Later at the investor reception, Tom and Shiv flirt intensely, behaving much more like equals than they once did. This culminates in a game of "Bitey," in which they entwine their forearms the way people do when they toast with champagne, and they bite each other. It might be one of the show's most evocative, most bizarre, most effective metaphors for this relationship. The line between actually causing pain and causing pain as part of an agreed-upon exercise is a fine one for this couple. Seeing the two of them with their teeth dug into each other's flesh in front of a room full of people is perhaps the oddest and most compelling picture of their relationship we've ever seen. They're very turned on, they're on the same page, they're having a good time, and they're probably behaving more like equals than they ever have.
Later, post-coitally, they talk about the fact that she isn't sure how to go forward with Matsson. Tom immediately diagnoses the situation correctly: "Still keeping all your options open, honey, you should be careful with that." In one of my favorite scenes Sarah Snook and Matthew Macfadyen have ever played together, all their hostility breaks down in this weirdly cynical, rich-person, beautiful way, where he gently and straightforwardly acknowledges his love of money. He acknowledges that his betrayal came from being afraid he'd get caught between her and Logan and wind up losing his position and all his nice things. But, he notes, she likes nice things, too. If he invites her to live with him broke, giving up everything for love, she won't, and they both know it. This makes them both smile.
The next time Shiv gets on the phone with Matsson, it's at her desk, and opposite her, Tom sits with his feet up on her desk. This is a pose of complete relaxation and collaboration. His comfort with sitting this way tells you everything about where they are now. Their relationship was largely built on her ability to push him around, and now that he's proved that he can push back, it's like now they ... are in love again? Differently? Maybe better? At any rate, she talks to Matsson about whether there might be a way to disrupt Kendall's presentation of Living+, and that seems to be the impetus for his very very ugly tweet — which she doesn't think was a good idea at all. She immediately sneaks off to hop on the phone, and that's when Matsson deletes the tweet, for which the entire team incorrectly credits Kendall's great response.

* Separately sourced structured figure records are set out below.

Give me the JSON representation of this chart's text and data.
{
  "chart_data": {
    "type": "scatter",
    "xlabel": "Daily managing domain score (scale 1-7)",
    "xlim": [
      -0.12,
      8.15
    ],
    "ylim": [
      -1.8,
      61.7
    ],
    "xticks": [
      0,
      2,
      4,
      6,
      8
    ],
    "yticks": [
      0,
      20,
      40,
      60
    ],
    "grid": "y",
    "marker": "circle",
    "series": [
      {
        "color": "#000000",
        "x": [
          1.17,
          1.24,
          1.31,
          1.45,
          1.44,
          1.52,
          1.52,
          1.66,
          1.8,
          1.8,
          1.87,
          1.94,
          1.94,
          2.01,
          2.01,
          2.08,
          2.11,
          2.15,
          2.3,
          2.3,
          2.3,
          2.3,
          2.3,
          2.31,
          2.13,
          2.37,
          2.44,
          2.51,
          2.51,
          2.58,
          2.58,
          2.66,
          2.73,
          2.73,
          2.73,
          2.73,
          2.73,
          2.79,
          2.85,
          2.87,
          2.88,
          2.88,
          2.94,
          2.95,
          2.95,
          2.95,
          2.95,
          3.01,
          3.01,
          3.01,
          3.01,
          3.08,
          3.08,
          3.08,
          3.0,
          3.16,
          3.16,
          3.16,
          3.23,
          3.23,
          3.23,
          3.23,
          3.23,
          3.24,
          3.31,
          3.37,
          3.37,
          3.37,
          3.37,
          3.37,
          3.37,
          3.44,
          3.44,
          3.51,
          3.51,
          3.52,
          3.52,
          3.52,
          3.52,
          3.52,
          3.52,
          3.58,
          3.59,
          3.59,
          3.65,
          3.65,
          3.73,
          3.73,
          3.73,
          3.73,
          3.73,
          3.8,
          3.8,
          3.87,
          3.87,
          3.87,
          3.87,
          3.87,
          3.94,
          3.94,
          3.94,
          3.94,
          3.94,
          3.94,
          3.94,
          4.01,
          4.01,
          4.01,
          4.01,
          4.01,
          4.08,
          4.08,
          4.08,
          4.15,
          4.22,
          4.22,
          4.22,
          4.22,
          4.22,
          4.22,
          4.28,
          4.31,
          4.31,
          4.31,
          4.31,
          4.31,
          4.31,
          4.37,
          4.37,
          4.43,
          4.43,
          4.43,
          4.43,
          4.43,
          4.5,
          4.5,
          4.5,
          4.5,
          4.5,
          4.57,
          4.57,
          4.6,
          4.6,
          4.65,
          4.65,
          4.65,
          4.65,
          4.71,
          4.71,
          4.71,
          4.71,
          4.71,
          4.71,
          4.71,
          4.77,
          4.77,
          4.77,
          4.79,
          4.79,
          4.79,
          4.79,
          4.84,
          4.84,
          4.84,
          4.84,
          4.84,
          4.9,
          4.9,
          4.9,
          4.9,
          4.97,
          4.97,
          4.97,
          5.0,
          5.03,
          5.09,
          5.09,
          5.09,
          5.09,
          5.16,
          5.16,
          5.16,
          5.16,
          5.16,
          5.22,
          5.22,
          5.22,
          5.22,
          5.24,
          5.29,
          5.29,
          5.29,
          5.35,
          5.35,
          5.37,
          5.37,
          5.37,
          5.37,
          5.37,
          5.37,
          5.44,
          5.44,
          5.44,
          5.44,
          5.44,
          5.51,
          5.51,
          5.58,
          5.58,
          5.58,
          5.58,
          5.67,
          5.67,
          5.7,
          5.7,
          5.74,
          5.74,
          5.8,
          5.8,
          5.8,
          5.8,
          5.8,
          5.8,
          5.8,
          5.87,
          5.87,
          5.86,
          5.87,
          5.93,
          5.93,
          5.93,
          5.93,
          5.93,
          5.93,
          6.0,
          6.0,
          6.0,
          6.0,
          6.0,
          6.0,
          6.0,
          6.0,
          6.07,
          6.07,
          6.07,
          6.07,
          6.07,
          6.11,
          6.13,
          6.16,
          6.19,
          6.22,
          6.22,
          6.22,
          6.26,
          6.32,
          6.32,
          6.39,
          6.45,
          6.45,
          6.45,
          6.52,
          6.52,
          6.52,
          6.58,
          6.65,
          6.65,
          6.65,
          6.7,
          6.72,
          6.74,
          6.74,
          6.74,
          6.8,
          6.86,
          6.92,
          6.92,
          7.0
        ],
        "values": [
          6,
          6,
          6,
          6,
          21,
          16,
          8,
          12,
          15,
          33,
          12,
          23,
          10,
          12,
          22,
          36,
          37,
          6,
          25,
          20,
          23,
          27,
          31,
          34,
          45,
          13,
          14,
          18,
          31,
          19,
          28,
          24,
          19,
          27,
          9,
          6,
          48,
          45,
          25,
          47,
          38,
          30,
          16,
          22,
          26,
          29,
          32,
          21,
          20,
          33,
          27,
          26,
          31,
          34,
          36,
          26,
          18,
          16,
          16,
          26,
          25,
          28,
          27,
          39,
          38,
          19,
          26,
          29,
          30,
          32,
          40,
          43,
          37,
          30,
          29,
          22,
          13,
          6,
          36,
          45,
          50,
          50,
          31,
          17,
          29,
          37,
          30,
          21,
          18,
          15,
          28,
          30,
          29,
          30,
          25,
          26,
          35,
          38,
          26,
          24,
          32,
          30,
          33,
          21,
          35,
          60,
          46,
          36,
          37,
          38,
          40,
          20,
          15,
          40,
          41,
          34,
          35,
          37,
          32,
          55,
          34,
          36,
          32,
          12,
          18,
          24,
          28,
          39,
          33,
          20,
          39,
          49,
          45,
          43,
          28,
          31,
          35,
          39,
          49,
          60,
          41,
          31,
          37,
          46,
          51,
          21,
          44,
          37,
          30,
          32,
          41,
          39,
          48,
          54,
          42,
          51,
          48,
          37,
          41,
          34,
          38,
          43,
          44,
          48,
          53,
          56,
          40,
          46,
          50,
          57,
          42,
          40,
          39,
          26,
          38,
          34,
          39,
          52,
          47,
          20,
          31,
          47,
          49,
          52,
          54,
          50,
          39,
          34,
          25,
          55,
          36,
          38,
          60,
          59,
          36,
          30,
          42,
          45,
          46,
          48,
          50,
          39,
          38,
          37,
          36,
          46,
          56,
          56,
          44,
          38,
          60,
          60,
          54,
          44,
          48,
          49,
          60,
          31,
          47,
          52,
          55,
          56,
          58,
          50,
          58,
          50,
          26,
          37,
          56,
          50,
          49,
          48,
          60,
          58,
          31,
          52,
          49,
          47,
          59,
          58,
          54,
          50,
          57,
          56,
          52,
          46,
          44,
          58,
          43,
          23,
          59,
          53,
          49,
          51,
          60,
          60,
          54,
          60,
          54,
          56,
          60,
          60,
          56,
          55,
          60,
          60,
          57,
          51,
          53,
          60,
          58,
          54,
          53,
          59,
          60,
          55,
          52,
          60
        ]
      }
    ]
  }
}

So Shiv is working with Matsson, but it's not clear how dedicated she is to him, and it's not clear whether her loyalty to him would extend to anything except trying to get the deal to happen — which, after all, was the plan until Kendall and Roman went behind her back first.
The week when nonsense took over
Maybe the biggest development in this episode is that Kendall succumbs entirely to this world of nonsense. (If you want to imagine a word stronger than "nonsense" that I cannot use here, feel free.) He genuinely wanted to be a better person than his dad was. But here, he commits to a scheme of price-spiking that's dishonest, doomed in the long term, probably illegal, wacky in the extreme — and relatively likely to work in the short term precisely because of the irrational way this part of the marketplace works. It doesn't matter what's true, it only matters what people believe is true. Substance is nothing, appearances are everything.
Kendall has taken one thing from Logan's playbook: doing anything necessary for the company. Roman has taken a different thing from it: reflexively punishing people who say anything you don't want to hear — with an added focus on powerful women that seems like it comes from exactly the same place as all of Roman's past moments of misogynist, vulgar, gnarly language. The more they try to be Logan, the more they are not Logan — and not in the good ways.